The Art of the Grappling Hook

Used for reaching great heights in Naraka: Bladepoint, the Grappling Hook is the key to staying agile and keeping on the move. This item allows players to zip and zag around the map. Since Naraka: Bladepoint is a fast-paced Battle Royale, mastering the use of this mobility tool is essential. It’s the perfect tool to use when escaping from or rushing down an opponent. Opponents can also be grappled with the hook; it is essentially the “Get over here!” special move by Scorpion from Mortal Kombat. The user will be launched into the enemy where they have the chance to score a direct hit. If it lands, the hit causes the enemy to be knocked to the ground, making it the perfect time for the user to dish out a flurry of strikes.

Oh, and did we mention that the said item can also be used to find enemies? For those that are itching for a fight, they can use the Grappling Hook’s targeting reticule which turns red when it hovers over an unlucky sap about to be taken down. The hook also creates a red target above the enemy’s head so long as the reticule is near their position, making it a great way for players to track enemies.

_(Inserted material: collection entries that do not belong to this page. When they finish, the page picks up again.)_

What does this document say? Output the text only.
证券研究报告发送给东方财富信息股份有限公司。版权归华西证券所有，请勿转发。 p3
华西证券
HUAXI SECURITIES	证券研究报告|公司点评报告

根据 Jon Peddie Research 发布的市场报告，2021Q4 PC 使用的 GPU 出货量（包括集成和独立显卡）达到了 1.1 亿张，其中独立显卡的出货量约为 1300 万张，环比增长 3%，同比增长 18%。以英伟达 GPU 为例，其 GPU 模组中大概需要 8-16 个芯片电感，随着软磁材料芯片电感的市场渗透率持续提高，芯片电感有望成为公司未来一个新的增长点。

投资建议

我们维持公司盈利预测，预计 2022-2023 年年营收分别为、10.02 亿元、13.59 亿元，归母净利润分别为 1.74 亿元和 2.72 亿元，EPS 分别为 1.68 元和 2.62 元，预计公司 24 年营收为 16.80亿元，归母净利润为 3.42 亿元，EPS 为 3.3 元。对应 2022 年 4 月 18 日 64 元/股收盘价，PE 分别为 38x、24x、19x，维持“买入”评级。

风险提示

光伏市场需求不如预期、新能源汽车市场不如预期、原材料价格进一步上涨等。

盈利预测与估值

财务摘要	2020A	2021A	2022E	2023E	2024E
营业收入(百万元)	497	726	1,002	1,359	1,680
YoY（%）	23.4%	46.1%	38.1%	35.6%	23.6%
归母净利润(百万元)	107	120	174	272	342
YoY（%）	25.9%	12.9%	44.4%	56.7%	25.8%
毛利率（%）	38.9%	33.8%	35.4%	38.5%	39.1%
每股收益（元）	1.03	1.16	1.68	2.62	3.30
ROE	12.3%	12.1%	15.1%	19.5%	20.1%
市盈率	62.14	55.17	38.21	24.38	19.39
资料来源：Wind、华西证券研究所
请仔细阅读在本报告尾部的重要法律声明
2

Naraka: Bladepoint might be tough to get into, especially for the players that are used to the other Battle Royales. But once they get over the learning curve, the melee-focused BR is fun and invigorating to play. What it may lack in terms of easy familiarity, it more than makes up for in terms of fresh gameplay. The combination of having to learn the new indicators, items, and locations can certainly be overwhelming, so hopefully, this beginner’s guide decreases the number of deaths (yikes!) that players will be experiencing when going into a match.